The decision by Neil Woodford to announce the closure of Woodford Investment Management was "inevitable", as investors await news of what will happen to his two remaining investment vehicles.
Link Fund Solutions on Tuesday morning sacked Woodford from managing the LF Woodford Equity Income fund and said it would be wound down. Woodford responded by saying that was a decision "I cannot accept" before quitting both Woodford Income Focus and Woodford Patient Capital (WPCT) and shutting his business down hours later.
Woodford will remain manager of both funds for a three-month notice period.
A very sad day for both [Woodford's] investors and his employees"
Darius McDermott, managing director of Chelsea Financial Services, said it was "a very sad day for both [Woodford's] investors and his employees", though McDermott and Ryan Hughes, head of active portfolios at AJ Bell, described the news as "inevitable".
"Without the fees from the equity income fund and with no [management or] performance fee coming from the Patient Capital Trust, it was difficult to see how the business could survive," said Hughes.
Adrian Lowcock, head of personal investing at investment platform Willis Owen, said it was the right decision for Woodford to make "as it will put a stop to the inevitable speculation". It was also right to step down from WPCT, Lowcock added, "given Woodford's presence had become a distraction to the trust".
Indeed, investment company analysts had speculated WPCT would see a similar fate to the equity income fund - with Woodford being removed as manager and the fund being wound down.

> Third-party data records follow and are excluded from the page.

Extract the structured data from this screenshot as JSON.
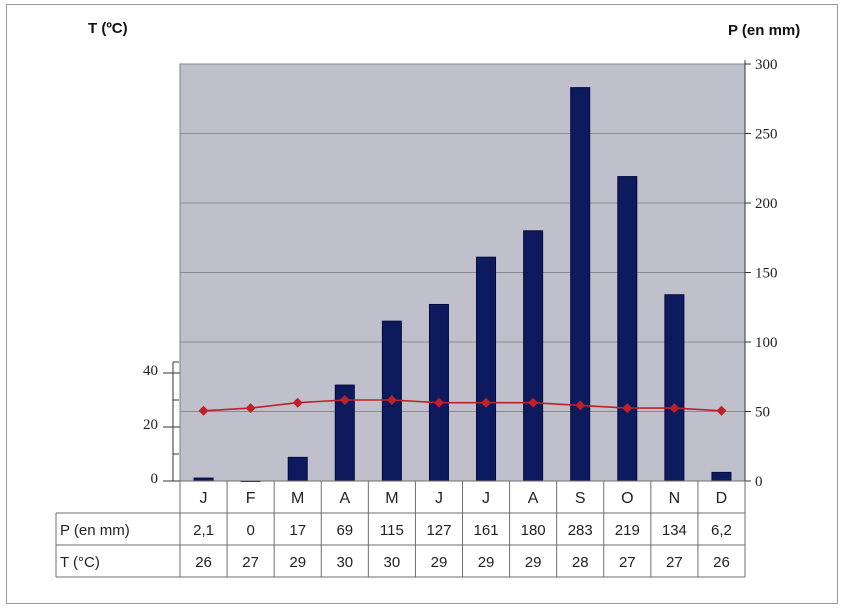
{
  "chart_data": {
    "type": "bar+line",
    "categories": [
      "J",
      "F",
      "M",
      "A",
      "M",
      "J",
      "J",
      "A",
      "S",
      "O",
      "N",
      "D"
    ],
    "precipitation": {
      "axis": "right",
      "values": [
        2.1,
        0,
        17,
        69,
        115,
        127,
        161,
        180,
        283,
        219,
        134,
        6.2
      ],
      "labels": [
        "2,1",
        "0",
        "17",
        "69",
        "115",
        "127",
        "161",
        "180",
        "283",
        "219",
        "134",
        "6,2"
      ],
      "color": "#0d1a5e"
    },
    "temperature": {
      "axis": "left",
      "values": [
        26,
        27,
        29,
        30,
        30,
        29,
        29,
        29,
        28,
        27,
        27,
        26
      ],
      "color": "#c0202a"
    },
    "left_axis": {
      "title": "T (ºC)",
      "ticks": [
        0,
        20,
        40
      ],
      "range": [
        0,
        40
      ]
    },
    "right_axis": {
      "title": "P (en mm)",
      "ticks": [
        0,
        50,
        100,
        150,
        200,
        250,
        300
      ],
      "range": [
        0,
        300
      ]
    },
    "table": {
      "row_labels": [
        "P (en mm)",
        "T (°C)"
      ],
      "temp_labels": [
        "26",
        "27",
        "29",
        "30",
        "30",
        "29",
        "29",
        "29",
        "28",
        "27",
        "27",
        "26"
      ]
    },
    "grid": true,
    "plot_background": "#c0c0cc"
  }
}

For investors that still hold both WPCT and Income Focus, Hughes said "this creates further uncertainty". "The key now is that they are given information about what is going to happen to their investments as soon as possible," he said.
"The board of the trust has clearly been considering its options already and I'd expect to see an announcement very soon from them. I'd also expect to see an announcement [today] from Woodford or Link about the future of the Income Focus fund."

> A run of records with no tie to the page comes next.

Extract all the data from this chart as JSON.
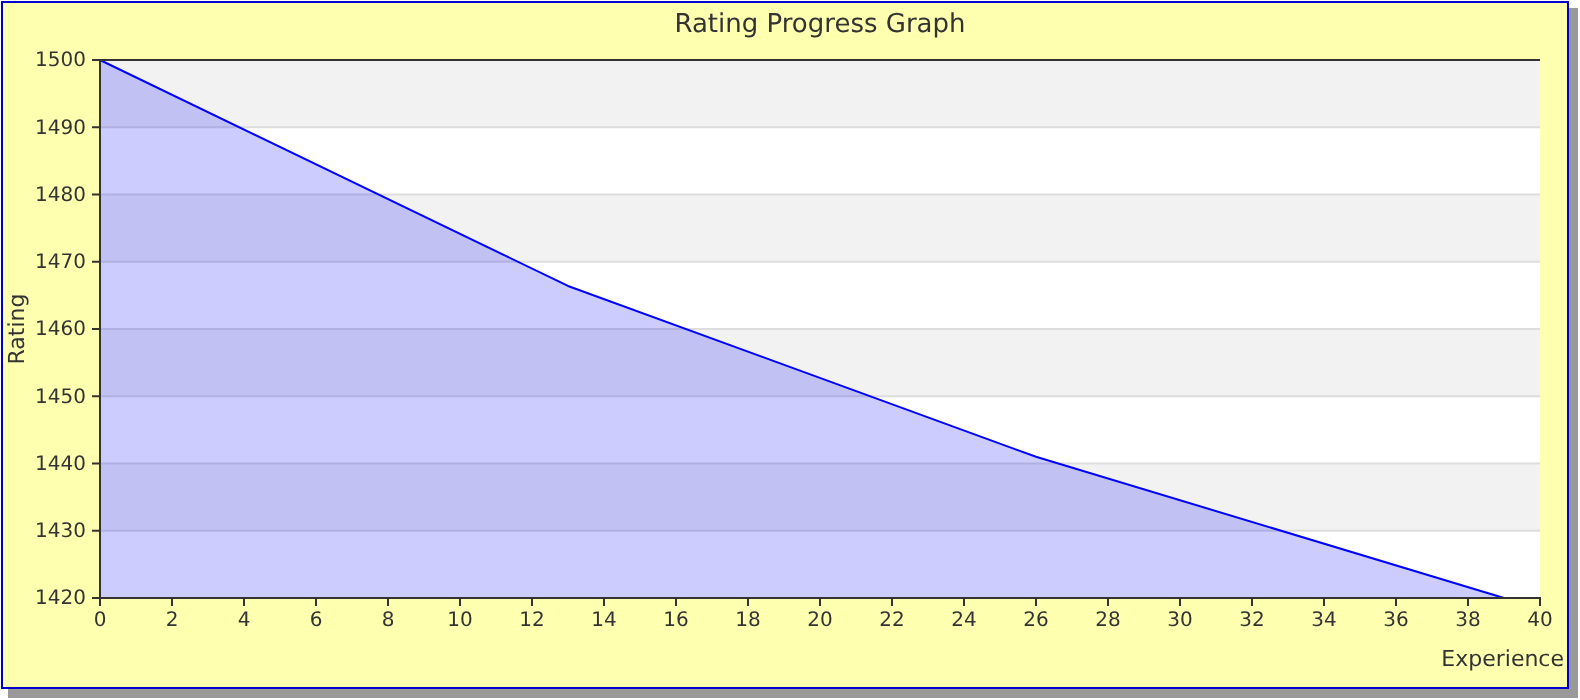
{
  "chart_data": {
    "type": "area",
    "title": "Rating Progress Graph",
    "xlabel": "Experience",
    "ylabel": "Rating",
    "x": [
      0,
      13,
      26,
      39
    ],
    "series": [
      {
        "color": "#0000ff",
        "values": [
          1500,
          1466.4,
          1441,
          1420
        ]
      }
    ],
    "xlim": [
      0,
      40
    ],
    "ylim": [
      1420,
      1500
    ],
    "xticks": [
      0,
      2,
      4,
      6,
      8,
      10,
      12,
      14,
      16,
      18,
      20,
      22,
      24,
      26,
      28,
      30,
      32,
      34,
      36,
      38,
      40
    ],
    "yticks": [
      1420,
      1430,
      1440,
      1450,
      1460,
      1470,
      1480,
      1490,
      1500
    ],
    "grid": "y"
  }
}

Lowcock pointed out, however, that "investors' money is ring-fenced and will remain invested in the respective funds and in the underlying investments".
For McDermott, it has wider implications for the investment industry: "At a time when people should be saving more, not less, and when UK equities are so out of favour, it is worrying that so much trust has been lost. We now need to work hard to get that trust back."
He added that Woodford had "achieved some excellent returns for many investors over a very long period of time" before the recent liquidity crisis. "That is why his new business was so popular," McDermott said.
"In all of this mess, I think it is important that we remember this. The last few years have been bad - there is no getting away from that.
"But this situation has come about from a very specific issue with one manager - the worst possible outcome would be that investors think all investments end this way and stop saving for their futures."